Researchers from Northeastern University and the University of Massachusetts say online video apps like YouTube, Netflix and Amazon Prime are being throttled on wireless networks. The ongoing study, which is being conducted through the mobile app Wehe, is tracking which carriers are slowing traffic and on which mobile apps. According to a report from Bloomberg, the Wehe study is “likely is the single largest running study of its kind.”
The Wehe app has been downloaded by some 100,000 consumers. The app measures how fast a particular service, like Netflix, is delivered to end users on mobile devices across different wireless networks and compares those speeds with available network speeds. So far, the app has conducted over 500,000 tests across 2,000 ISPs in 161 countries. In these tests, YouTube was the most throttled mobile app. Netflix, Amazon Prime, and the NBC Sports app were also subject to data speed slowdowns.
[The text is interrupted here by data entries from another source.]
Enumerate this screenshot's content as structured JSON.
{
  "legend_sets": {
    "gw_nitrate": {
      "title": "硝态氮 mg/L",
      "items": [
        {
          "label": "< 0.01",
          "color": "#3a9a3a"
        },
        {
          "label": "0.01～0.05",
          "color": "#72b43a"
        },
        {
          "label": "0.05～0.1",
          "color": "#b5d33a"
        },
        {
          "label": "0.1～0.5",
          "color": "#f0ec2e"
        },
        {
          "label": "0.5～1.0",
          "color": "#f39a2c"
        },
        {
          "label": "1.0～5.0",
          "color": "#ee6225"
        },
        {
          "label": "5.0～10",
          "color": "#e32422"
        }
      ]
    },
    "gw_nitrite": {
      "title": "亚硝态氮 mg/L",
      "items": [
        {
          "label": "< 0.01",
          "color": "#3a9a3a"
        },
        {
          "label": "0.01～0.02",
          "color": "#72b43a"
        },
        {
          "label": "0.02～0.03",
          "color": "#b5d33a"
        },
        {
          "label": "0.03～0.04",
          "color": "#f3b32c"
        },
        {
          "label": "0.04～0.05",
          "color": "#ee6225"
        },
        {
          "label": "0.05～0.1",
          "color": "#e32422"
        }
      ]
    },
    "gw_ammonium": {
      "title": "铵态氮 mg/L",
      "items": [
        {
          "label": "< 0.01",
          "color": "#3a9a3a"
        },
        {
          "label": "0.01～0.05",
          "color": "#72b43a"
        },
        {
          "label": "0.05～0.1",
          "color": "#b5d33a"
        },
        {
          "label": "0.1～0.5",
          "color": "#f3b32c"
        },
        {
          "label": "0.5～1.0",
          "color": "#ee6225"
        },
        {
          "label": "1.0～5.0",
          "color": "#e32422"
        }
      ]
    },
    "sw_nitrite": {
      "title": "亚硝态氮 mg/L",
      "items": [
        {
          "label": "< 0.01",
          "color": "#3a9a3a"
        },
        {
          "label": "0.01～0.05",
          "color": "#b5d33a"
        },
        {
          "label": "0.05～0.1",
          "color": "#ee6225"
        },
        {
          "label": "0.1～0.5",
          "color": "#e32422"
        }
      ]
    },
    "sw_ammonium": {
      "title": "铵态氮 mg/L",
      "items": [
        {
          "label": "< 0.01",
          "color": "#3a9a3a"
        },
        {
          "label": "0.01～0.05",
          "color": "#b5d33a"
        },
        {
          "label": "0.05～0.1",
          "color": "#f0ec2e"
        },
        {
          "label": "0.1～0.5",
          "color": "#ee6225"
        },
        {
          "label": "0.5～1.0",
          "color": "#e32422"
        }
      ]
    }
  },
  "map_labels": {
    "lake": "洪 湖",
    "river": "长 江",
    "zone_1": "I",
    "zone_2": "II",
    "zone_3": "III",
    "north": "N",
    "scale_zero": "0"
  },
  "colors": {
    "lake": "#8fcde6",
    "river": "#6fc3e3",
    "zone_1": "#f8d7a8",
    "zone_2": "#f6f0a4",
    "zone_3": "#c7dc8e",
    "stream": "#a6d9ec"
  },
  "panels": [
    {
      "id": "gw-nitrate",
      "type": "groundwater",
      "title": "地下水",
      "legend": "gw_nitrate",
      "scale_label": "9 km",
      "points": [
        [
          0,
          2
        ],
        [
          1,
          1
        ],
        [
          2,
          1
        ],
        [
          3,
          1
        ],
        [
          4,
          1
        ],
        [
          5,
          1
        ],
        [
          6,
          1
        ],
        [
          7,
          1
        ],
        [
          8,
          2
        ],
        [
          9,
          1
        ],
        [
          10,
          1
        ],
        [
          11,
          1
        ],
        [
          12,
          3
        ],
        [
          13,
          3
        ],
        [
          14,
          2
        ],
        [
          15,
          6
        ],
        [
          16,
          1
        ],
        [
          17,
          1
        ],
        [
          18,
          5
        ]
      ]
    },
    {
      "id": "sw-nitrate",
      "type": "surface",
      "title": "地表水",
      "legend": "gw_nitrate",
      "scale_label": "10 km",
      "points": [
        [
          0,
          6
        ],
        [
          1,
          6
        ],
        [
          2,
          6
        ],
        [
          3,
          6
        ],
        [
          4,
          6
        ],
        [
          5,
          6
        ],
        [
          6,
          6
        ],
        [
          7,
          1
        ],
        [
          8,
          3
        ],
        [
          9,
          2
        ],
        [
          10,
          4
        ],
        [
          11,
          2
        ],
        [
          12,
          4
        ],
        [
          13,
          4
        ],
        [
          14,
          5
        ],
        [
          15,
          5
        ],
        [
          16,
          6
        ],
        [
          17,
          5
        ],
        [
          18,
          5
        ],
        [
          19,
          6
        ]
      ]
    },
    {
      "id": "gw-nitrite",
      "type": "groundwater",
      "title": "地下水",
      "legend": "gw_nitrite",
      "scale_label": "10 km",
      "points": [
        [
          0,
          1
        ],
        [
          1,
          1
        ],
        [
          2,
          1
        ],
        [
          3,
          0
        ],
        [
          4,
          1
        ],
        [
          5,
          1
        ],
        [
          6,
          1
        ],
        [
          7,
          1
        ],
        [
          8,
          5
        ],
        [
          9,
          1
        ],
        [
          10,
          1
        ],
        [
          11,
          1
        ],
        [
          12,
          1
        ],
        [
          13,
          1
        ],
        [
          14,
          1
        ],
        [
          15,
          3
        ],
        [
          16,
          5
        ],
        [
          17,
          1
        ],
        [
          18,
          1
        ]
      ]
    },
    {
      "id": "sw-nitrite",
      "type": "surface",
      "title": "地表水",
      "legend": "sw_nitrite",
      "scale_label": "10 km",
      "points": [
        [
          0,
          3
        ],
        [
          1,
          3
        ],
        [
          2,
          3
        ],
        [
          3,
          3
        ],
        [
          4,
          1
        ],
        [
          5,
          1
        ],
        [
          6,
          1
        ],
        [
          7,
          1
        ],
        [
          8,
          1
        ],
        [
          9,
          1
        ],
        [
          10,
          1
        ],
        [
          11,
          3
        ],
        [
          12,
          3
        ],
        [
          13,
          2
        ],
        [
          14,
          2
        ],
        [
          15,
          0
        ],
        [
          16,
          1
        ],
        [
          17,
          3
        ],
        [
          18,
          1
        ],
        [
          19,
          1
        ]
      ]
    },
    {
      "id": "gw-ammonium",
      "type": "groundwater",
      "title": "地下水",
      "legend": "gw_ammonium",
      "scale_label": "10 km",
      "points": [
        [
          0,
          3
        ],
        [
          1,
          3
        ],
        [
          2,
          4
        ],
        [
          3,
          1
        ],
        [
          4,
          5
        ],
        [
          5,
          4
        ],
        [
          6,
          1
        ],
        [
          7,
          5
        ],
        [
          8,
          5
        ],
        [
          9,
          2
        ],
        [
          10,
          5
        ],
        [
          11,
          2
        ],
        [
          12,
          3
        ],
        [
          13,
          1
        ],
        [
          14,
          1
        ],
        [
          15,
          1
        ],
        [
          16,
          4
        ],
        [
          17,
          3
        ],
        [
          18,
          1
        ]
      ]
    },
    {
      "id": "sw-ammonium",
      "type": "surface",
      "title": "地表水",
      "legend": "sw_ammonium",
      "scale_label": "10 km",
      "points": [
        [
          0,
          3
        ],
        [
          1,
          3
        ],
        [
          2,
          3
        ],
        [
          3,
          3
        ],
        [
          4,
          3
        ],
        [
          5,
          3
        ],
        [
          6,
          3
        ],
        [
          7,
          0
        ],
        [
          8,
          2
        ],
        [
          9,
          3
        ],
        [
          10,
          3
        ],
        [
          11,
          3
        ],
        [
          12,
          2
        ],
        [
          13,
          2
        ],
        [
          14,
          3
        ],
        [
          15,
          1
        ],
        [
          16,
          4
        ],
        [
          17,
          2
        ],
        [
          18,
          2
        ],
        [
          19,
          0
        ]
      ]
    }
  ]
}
Researchers measured “differentiation”—instances in which certain traffic on a network is treated differently than other traffic—across US wireless carriers. According to Bloomberg, most of that activity was throttling. A recent test, for example, found Netflix being delivered at 1.77 Mbps on T-Mobile’s network, while other traffic on the network had speeds of 6.62 Mbps available.
The app detected differentiation 11,100 times on Verizon’s network. The app detected differentiation 8,398 times on AT&T’s network. Differentiation was detected 3,900 times on T-Mobile’s network, and 339 times on Sprint’s network. Because the app measures instances of differentiation, the numbers are partly influenced by how large the user base is. The full study will be released once researchers have collected a full year’s worth of data.
David Choffnes, developer of the Wehe app and a co-author of the study, is working with the French government to use the app to monitor net neutrality adherence in France. Bloomberg reported that Choffnes is also working with Verizon on another as-of-yet-unpublished study on speeds and throttling across wireless carriers’ networks.
Wireless carriers say they use throttling to manage network congestion. High-quality videos from the most popular online video apps like YouTube can become onerous during peak traffic times, when the multitudes of mobile users are all trying to access the network at once. But some carriers have found themselves in hot water for degraded speeds for certain types of traffic on wireless networks. Verizon, for example, recently apologized for throttling speeds for firefighters in the midst of battling a California wildfire. And AT&T recently wrapped up a lawsuit with the FTC over alleged throttling of speeds for customers on its older unlimited data plans.
"We are committed to an open internet. We don't block websites. We don't censor online content. And we don't throttle, discriminate, or degrade network performance based on content," AT&T said in a Sept. 5 statement provided to FierceWireless. "We offer customers choice, including speeds and features to manage their data. This app fails to account for a user’s choice of settings or plan that may affect speeds. We’ve previously been in contact with the app developers to discuss how they can improve their app's performance."
Article updated Sept. 5 with statement from AT&T.